Churches from all denominations and other faith groups were invited to issue a statement no later than March 31, 2016, stating how they will comply with and implement the Declaration. “Wrongs to Rights” was published ahead of that deadline as a first step in responding.

With contributions gleaned from a wide array of respected indigenous and settler leaders, thinkers and activists—from TRC chair Murray Sinclair to theologian Walter Brueggemann—“Wrongs to Rights” has real potential for inspiring Christians across the ecumenical spectrum.

Some Christian groups have issued statements agreeing to embrace Call to Action No. 48 and its summons to adopt the Declaration. The Evangelical Fellowship of Canada, of which Mennonite Church Canada is a member, instead acknowledges a commitment to respond to the call through education. This posture is similar to the one that Heinrichs envisions for the Mennonite Church Canada family.

“We have pockets of people who are aware of past and present colonial realities, people who would like to see their congregations honour the indigenous rights recognized by the Declaration,” says Heinrichs. “But there are other pockets of people—the majority in fact—for whom this conversation is new terrain. “Mennonite Church Canada can’t publicly commit congregations to an embrace of the Declaration if they don’t know what it is about, and why it’s both necessary and life-giving. That wouldn’t be fair to them, and, more importantly, it wouldn’t be honest to Indigenous Peoples [in Canada] to say we are fully on board, when we really aren’t there yet. We need to engage our faith family in a significant, broad-based conversation so that we can eventually move forward together. My prayer is that ‘Wrongs to Rights’ will be one of the tools that we can use to move that process along.”

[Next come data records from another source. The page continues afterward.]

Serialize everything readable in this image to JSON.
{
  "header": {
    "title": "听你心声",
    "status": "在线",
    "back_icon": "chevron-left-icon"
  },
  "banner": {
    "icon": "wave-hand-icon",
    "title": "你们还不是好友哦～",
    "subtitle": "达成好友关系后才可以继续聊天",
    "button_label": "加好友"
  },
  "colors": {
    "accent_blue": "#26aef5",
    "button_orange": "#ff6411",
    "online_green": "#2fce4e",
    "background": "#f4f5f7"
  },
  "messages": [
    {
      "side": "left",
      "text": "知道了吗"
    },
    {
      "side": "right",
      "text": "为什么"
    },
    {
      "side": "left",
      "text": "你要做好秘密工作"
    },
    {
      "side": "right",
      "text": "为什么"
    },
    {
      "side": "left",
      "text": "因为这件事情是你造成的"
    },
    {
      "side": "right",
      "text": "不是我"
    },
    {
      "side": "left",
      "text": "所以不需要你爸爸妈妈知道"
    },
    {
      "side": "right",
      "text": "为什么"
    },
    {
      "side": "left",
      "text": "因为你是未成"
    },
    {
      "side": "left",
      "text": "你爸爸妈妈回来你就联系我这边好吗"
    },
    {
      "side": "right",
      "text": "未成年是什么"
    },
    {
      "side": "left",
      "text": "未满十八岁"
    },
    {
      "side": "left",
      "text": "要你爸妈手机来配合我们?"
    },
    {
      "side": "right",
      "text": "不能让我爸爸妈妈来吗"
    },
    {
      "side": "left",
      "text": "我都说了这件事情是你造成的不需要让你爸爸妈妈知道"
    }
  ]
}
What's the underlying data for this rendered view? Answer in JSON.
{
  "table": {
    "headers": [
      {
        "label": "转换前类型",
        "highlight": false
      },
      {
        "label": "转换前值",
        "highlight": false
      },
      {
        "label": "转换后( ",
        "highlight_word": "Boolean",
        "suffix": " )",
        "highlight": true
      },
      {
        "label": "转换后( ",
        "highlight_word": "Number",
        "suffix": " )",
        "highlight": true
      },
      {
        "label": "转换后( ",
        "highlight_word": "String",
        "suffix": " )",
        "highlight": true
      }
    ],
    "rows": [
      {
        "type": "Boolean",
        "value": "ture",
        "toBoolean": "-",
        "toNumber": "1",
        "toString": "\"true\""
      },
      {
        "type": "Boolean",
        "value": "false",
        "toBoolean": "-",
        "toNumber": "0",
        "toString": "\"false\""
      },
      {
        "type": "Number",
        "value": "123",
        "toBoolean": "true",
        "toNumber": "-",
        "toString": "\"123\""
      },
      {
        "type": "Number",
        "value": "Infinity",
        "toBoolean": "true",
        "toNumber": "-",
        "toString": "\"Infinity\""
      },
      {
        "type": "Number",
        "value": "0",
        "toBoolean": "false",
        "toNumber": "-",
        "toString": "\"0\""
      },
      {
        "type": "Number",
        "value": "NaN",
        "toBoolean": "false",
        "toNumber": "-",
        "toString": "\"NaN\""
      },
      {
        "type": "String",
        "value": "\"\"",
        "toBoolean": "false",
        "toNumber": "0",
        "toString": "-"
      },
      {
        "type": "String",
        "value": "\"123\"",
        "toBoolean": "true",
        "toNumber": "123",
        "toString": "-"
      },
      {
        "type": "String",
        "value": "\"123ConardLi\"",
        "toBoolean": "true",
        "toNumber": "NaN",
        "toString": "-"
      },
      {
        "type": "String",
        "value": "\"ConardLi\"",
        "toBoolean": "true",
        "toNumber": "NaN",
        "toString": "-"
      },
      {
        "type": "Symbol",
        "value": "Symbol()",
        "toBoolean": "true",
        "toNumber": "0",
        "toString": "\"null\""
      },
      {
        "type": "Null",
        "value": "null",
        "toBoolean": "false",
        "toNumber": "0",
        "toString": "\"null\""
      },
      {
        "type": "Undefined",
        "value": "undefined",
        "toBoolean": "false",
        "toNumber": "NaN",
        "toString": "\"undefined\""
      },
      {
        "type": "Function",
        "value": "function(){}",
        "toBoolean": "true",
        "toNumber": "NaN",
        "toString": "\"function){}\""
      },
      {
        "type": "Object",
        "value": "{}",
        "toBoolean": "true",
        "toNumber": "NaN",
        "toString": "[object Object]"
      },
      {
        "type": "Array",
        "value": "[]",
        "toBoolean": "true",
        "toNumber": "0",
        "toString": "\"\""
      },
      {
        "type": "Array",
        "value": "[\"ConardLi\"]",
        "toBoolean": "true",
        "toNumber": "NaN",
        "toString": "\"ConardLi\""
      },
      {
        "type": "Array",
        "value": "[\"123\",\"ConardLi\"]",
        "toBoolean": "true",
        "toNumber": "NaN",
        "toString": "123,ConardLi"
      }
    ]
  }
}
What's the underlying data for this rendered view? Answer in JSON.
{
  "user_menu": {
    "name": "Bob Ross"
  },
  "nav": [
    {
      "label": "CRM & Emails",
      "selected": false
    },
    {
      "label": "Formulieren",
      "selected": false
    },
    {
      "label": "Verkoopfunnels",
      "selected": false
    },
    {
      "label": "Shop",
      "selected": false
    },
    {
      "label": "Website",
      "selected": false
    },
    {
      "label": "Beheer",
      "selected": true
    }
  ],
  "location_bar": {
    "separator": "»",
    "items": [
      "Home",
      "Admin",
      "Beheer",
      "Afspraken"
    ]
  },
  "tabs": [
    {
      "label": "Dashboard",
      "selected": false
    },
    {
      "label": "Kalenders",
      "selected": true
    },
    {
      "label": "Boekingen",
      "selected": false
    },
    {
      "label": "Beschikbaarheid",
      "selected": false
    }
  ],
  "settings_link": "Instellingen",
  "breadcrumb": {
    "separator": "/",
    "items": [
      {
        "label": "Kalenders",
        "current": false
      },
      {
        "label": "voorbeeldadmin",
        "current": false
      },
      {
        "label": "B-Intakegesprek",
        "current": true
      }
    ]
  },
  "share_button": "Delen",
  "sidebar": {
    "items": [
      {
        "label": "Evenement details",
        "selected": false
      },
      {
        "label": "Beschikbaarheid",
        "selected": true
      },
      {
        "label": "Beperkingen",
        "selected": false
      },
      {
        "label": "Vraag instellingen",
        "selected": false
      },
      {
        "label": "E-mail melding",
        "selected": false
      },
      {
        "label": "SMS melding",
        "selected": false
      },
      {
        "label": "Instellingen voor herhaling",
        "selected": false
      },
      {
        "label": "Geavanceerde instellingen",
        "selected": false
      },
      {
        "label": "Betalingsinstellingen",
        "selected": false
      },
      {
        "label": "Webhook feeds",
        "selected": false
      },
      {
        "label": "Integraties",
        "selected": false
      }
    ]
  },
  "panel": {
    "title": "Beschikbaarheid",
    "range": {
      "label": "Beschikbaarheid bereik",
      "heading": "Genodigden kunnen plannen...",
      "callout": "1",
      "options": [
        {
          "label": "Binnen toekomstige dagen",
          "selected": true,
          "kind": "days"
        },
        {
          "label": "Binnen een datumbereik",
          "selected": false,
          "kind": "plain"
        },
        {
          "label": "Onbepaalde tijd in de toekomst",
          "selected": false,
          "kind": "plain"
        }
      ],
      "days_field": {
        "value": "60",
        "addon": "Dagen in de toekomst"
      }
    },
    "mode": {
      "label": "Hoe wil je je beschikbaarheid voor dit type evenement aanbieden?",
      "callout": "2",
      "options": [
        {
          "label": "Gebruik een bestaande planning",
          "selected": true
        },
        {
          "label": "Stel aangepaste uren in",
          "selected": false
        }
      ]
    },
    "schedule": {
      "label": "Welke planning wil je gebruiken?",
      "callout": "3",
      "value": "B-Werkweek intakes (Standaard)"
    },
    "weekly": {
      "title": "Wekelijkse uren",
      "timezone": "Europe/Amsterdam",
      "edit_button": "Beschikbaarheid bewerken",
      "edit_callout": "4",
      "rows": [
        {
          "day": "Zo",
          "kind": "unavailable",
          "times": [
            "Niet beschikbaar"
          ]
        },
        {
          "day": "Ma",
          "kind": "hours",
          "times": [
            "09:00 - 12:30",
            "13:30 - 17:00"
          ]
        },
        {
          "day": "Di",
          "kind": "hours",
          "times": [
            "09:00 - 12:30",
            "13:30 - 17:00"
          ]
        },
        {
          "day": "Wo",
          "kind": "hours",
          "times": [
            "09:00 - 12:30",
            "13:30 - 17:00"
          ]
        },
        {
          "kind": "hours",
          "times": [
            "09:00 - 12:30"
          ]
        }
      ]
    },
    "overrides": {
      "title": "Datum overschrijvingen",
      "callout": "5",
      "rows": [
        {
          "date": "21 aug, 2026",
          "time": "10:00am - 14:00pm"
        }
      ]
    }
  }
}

To hear more from Heinrichs about the TRC’s Calls to Action and the Declaration, listen to Church Matters Podcast: Episode 107: Truth and Reconciliation Commission Summons Churches. Purchase a copy of “Wrongs to Rights” at http://www.commonword.ca/go/507.

Intotemak, which means “my clan” in Ojibway, is a quarterly magazine that seeks to nurture indigenous-settler relationships of respect, kindness and solidarity.